Il ne croit pas que son cas puisse être comparé à celui d'autres hauts dirigeants municipaux dont le passage au secteur privé a soulevé la controverse ces derniers temps. Un de ses prédécesseurs, Claude Asselin, a été embauché par la firme d'ingénierie Dessau, qui fait beaucoup affaire avec la Ville de Laval. La même firme avait aussi embauché Frank Zampino, ex-président du comité exécutif de la Ville de Montréal.

«Ce n'est pas la même chose du tout, dit M. Turbide. L'organisation Octopus et même Garival n'ont aucun lien d'affaires avec la Ville de Laval.» Et le contrat de la STL avec Garival? «Ça fait sept ans. Est-ce que vous êtes en train de me dire que parce que j'étais dans la fonction publique un jour, je ne pourrai jamais travailler dans le privé?»

«J'avais 45 ans quand j'ai quitté la Ville, dit-il. Si j'avais le goût de faire autre chose, c'était le temps.»

Il précise qu'il ne participe pas à la gestion d'Aqua-Rehab.

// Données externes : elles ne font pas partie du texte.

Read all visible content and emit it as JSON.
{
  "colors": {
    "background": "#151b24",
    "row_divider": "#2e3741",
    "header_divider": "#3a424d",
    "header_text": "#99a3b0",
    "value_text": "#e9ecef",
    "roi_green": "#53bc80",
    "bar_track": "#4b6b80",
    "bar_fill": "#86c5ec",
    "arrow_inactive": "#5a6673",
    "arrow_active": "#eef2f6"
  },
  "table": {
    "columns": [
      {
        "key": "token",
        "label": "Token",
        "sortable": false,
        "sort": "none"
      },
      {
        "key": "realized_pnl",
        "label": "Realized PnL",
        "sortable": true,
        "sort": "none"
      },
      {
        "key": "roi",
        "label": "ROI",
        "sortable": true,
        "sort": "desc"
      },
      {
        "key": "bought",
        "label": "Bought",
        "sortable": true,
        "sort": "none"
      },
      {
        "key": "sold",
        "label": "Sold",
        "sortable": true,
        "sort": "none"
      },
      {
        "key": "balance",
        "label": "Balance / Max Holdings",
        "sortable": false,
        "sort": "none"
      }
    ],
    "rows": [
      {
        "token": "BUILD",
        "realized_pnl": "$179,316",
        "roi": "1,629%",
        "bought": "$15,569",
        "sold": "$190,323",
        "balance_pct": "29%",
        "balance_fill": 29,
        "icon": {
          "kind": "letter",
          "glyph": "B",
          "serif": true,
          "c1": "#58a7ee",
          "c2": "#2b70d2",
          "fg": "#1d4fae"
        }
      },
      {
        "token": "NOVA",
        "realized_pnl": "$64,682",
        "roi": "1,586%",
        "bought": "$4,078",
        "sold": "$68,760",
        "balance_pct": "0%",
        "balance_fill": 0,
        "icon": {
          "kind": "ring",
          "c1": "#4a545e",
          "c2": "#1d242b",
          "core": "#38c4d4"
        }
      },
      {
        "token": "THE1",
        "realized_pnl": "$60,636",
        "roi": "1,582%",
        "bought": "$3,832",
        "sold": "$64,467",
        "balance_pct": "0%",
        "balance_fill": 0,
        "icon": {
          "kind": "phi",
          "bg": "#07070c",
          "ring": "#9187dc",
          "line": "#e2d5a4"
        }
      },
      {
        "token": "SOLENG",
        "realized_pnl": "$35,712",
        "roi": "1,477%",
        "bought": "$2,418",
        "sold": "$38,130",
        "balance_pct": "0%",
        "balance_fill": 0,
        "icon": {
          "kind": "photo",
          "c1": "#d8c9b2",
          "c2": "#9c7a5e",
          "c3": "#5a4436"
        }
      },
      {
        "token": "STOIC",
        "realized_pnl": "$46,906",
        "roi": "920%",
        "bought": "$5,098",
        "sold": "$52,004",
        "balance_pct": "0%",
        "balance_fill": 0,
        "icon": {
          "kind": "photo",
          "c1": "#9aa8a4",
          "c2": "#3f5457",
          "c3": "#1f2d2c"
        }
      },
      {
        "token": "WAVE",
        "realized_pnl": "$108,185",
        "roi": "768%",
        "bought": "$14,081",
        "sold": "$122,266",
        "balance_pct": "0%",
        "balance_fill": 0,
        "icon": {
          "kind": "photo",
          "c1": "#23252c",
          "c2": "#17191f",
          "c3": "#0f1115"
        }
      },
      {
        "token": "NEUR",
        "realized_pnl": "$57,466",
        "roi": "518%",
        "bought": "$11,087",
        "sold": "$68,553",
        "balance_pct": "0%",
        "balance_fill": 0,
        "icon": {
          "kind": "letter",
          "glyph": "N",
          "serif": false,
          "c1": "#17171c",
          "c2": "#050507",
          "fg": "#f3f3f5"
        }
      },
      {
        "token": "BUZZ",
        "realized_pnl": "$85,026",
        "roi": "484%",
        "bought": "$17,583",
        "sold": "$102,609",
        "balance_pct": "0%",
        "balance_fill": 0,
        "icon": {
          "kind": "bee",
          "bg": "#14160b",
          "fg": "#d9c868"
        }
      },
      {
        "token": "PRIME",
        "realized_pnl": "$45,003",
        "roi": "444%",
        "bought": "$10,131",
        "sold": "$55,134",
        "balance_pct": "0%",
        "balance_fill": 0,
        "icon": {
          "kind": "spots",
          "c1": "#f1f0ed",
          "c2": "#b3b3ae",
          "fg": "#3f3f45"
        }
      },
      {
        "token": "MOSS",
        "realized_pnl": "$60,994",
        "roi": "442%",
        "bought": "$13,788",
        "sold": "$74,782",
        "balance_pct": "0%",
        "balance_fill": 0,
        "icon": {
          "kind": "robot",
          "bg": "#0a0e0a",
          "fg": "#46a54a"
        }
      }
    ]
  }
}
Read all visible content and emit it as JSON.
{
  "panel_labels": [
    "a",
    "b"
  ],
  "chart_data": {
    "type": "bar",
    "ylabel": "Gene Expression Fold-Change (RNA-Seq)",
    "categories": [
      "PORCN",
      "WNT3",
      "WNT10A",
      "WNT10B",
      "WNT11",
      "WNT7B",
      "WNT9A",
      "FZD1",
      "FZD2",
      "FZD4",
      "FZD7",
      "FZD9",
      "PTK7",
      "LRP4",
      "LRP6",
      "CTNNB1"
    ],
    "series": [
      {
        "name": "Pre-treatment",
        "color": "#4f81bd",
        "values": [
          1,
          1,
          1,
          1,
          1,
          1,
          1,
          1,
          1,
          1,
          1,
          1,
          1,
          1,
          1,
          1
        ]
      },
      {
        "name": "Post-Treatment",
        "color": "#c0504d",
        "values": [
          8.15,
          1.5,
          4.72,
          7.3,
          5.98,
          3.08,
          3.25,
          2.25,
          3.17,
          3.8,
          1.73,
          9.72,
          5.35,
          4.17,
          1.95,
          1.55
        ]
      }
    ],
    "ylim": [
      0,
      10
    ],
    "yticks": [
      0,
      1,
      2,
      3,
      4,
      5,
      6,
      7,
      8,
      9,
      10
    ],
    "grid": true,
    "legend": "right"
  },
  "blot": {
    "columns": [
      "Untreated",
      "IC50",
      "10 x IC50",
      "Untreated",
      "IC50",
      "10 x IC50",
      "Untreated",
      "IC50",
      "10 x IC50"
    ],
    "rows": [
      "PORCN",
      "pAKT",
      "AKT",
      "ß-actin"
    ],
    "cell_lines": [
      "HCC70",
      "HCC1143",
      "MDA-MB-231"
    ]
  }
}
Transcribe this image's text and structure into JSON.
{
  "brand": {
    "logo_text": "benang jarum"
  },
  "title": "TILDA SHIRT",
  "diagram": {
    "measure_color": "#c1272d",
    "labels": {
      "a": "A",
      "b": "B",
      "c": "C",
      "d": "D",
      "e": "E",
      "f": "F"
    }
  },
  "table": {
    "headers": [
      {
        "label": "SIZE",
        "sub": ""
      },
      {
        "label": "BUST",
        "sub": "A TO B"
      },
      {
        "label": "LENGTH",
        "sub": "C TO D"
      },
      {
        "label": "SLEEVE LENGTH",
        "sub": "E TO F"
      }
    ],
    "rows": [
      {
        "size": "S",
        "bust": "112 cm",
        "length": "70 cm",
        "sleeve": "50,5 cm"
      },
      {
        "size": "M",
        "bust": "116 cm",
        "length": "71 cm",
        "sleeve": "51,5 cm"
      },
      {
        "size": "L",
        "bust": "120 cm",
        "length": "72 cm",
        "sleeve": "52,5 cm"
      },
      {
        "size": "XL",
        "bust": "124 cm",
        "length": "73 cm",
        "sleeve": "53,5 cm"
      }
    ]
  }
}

Vérification faite, M. Turbide ne peut en effet être joint à cette entreprise et la téléphoniste ne connaît pas ses coordonnées.

À la Ville de Laval, on ne s'inquiète pas de voir que l'ancien directeur général a des intérêts financiers dans une entreprise qui fait affaire avec la Ville.

«M. Turbide est vice-président d'une société d'investissement qui s'appelle Octopus mais, au quotidien, ce sont les directeurs de l'entreprise Aqua-Rehab qui font affaire avec la Ville, et avec d'autres villes au Québec et en Ontario», dit Marc Laforge, porte-parole de la Ville de Laval.

«Dans le code d'éthique de la Ville, il n'y a aucune disposition particulière concernant le départ d'un directeur général», ajoute-t-il.

Le 7 avril 2009, quelques semaines avant la date officielle de la transaction entre M. Turbide, M. Galland et Gaz Metro, les gouvernements du Québec et du Canada ont lancé le programme PRECO (Programme de renouvellement des conduites d'eau potable et d'eaux usées), qui injecte 700 millions dans les chantiers de rénovation de réseaux d'eau municipaux en 2009 et en 2010.

À Laval, le 1er février, le maire Vaillancourt a annoncé la réfection de 30 km de conduites, des travaux d'environ 45 millions, dans le cadre de PRECO. Selon la Ville, environ 20% des travaux se feront par réhabilitation et 80% par remplacement. Bon an, mal an, Laval dépense de 60 à 100 millions pour la réfection de conduites d'eau.

«Les soumissions sont ouvertes à tout le monde, dit M. Laforge. Tout le monde est égal devant le travail qui est à faire, selon le cahier des charges. Personne n'a d'avantage particulier. Refaire une conduite dans une rue ou dans une autre, c'est du pareil au même.»